My forehead wrinkled as a thought occurred to me. “The last time someone died here, it was one of the new guys. Wayne something? He had what I thought was a hawk tattooed on his scalp. But maybe it was a peregrine?”
“I’ll check back. Make sure.” He pulled his cell and started thumbing around for photos of the crime scene.
“I know vamps work ahead, plan things for decades,” I said thoughtfully, uncomfortable with the direction of my thoughts.
“Centuries.”
“Yeah. For real. But it would be hard to put that incident together with the EuroVamps and Satan’s Three, and Reach.”
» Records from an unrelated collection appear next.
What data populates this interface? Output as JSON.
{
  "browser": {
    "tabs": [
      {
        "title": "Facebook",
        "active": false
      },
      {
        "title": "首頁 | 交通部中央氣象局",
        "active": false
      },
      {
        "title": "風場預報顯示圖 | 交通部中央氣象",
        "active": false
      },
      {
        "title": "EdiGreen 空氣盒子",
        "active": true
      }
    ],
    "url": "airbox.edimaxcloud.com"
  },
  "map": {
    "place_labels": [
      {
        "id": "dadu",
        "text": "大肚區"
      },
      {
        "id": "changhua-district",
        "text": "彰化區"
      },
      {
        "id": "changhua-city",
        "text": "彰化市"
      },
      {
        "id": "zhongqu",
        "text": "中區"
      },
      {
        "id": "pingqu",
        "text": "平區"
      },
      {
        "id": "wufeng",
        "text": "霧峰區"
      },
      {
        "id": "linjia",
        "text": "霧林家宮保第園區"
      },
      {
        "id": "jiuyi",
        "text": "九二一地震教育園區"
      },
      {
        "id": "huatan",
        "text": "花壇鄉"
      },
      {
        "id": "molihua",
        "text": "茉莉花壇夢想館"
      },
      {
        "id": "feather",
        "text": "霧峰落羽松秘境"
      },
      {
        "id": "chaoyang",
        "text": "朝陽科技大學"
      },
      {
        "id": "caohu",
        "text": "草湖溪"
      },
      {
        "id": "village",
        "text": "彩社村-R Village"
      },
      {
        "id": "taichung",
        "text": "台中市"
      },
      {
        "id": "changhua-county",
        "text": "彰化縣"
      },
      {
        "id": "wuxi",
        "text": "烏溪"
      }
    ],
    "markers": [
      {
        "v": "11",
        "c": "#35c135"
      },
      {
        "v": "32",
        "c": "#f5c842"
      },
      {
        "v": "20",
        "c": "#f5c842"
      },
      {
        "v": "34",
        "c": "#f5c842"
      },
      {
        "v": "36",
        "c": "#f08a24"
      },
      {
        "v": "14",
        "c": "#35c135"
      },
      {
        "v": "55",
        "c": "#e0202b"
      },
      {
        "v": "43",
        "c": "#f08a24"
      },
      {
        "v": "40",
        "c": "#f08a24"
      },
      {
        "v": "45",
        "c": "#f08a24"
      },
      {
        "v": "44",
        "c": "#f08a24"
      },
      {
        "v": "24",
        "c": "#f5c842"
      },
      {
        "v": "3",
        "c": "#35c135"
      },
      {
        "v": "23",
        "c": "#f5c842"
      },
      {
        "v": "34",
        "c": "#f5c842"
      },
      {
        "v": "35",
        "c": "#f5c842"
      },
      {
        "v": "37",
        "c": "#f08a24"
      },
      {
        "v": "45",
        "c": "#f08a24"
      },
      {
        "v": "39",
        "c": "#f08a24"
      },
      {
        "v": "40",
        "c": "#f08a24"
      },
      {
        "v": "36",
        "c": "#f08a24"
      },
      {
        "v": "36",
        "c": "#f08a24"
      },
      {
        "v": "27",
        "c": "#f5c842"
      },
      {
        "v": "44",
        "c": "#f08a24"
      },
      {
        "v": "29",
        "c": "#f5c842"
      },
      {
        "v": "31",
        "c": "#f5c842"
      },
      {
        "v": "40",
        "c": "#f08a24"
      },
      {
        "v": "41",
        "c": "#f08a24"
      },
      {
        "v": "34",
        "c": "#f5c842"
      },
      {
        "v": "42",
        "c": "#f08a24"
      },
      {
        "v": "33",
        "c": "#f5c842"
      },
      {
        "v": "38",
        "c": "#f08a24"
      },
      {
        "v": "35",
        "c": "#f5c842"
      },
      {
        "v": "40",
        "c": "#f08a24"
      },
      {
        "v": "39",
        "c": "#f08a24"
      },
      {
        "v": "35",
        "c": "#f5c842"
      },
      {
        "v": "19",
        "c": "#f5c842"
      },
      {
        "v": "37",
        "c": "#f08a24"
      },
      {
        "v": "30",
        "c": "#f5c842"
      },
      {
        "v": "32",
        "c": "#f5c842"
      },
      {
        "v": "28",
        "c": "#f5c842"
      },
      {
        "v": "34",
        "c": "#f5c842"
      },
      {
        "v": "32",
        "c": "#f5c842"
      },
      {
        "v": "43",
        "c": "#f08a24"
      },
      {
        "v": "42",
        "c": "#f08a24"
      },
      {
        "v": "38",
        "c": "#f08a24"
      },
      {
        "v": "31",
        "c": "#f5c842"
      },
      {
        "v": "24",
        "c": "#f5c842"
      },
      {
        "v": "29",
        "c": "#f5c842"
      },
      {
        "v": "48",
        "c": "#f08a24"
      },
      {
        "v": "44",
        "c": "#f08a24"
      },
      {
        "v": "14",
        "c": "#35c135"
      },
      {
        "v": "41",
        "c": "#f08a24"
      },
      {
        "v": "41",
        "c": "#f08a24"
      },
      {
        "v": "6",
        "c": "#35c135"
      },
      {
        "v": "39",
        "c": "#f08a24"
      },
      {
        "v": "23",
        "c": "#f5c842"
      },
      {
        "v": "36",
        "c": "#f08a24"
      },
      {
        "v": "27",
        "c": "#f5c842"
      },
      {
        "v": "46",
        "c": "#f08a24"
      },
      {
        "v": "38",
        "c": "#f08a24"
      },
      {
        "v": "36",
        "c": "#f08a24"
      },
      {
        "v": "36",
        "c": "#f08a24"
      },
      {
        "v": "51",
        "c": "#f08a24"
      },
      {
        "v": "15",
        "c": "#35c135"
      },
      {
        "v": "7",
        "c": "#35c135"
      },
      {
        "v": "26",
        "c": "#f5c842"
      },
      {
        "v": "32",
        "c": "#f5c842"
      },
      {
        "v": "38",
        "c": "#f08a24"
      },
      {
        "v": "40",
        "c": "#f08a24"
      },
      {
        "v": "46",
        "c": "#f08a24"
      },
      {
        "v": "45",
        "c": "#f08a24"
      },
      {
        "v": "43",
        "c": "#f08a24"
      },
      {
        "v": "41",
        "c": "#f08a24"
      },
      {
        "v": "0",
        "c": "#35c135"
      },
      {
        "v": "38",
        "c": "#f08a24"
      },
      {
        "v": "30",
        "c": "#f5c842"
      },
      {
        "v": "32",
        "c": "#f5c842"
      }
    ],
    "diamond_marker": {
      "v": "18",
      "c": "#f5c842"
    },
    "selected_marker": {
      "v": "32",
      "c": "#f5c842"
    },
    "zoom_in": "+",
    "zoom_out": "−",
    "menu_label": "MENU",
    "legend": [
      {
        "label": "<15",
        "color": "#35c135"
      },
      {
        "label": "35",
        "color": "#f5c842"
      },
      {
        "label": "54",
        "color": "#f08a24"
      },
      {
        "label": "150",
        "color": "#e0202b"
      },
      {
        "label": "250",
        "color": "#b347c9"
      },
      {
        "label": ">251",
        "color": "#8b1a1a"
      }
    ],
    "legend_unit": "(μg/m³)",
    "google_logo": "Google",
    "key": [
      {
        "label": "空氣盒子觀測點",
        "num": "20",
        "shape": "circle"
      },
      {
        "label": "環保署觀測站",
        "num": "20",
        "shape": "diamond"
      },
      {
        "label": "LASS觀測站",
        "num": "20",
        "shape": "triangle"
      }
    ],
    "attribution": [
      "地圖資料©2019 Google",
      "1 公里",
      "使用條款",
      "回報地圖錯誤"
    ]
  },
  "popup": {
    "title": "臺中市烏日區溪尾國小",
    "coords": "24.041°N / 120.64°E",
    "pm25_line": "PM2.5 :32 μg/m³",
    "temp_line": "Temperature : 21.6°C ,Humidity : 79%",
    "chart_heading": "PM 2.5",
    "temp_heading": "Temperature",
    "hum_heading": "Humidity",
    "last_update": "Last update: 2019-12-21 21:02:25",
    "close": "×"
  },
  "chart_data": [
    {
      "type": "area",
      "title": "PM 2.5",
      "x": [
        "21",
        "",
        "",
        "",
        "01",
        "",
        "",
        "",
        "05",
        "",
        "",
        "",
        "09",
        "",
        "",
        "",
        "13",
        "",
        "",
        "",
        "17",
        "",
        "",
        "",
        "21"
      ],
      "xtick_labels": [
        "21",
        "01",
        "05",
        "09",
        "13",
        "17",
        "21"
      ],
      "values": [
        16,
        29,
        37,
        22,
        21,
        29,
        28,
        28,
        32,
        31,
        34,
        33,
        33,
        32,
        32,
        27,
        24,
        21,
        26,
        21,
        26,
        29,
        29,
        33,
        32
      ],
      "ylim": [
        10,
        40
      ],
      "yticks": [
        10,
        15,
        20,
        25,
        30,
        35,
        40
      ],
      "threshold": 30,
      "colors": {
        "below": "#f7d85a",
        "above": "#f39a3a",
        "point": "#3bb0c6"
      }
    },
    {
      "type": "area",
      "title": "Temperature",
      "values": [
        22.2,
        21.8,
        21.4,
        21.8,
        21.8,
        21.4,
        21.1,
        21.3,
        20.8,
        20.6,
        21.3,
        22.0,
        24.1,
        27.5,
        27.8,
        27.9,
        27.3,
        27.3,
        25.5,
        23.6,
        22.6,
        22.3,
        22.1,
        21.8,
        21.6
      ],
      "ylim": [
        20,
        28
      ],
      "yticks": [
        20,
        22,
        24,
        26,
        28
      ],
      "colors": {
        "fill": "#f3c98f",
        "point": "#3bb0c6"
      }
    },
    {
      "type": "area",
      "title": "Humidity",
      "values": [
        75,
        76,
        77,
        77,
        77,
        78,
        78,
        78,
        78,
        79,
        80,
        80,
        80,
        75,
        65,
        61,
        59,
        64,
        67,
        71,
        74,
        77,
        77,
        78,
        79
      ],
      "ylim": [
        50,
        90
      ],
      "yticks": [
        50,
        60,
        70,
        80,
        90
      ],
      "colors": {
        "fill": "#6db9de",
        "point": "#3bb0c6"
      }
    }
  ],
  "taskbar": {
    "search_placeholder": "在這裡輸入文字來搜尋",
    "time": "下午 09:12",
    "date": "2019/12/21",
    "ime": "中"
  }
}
“No, it wouldn’t. Not for a fanghead.” He stopped thumbing on the screen. “Not a falcon. No. It was a hawk. And it was done in reds and browns, not the blue tattoos on the wrists of the fanghead and his human.” He turned the cell to me and I studied the photo of the top of Hawk Head’s scalp. The hawk tattoo looked nothing like the peregrine falcons sported by Peregrinus’ followers, and his wrists were bare. “Hawk,” Derek insisted.
“Okay. But . . . let’s keep that in back of our minds, okay? I don’t like coincidences.”
“Jane?” Derek didn’t often call me by my given name. It was Legs or Injun Princess. Not Jane. I looked my question at him. “You’re a Christian. How could you do that? When you were five? How could you do it now?”
“I don’t know.” I laughed shortly. “I probably need therapy.”
“Yeah. We all probably do.”
• • •
The team was assembled in the security conference room, including a few new faces.
I remembered Wrassler telling me he was trying to get help. Carefully, I said to Derek, “Your people?”
“Grégoire’s people from Atlanta,” he said. “They’ve been in training in the swamps for the last six weeks,” he reminded me. “Basic training. Leo fed on all of them. They’re loyal and integrated into the communications channels. Training isn’t up to my standards yet, but they’ll do in a pinch.”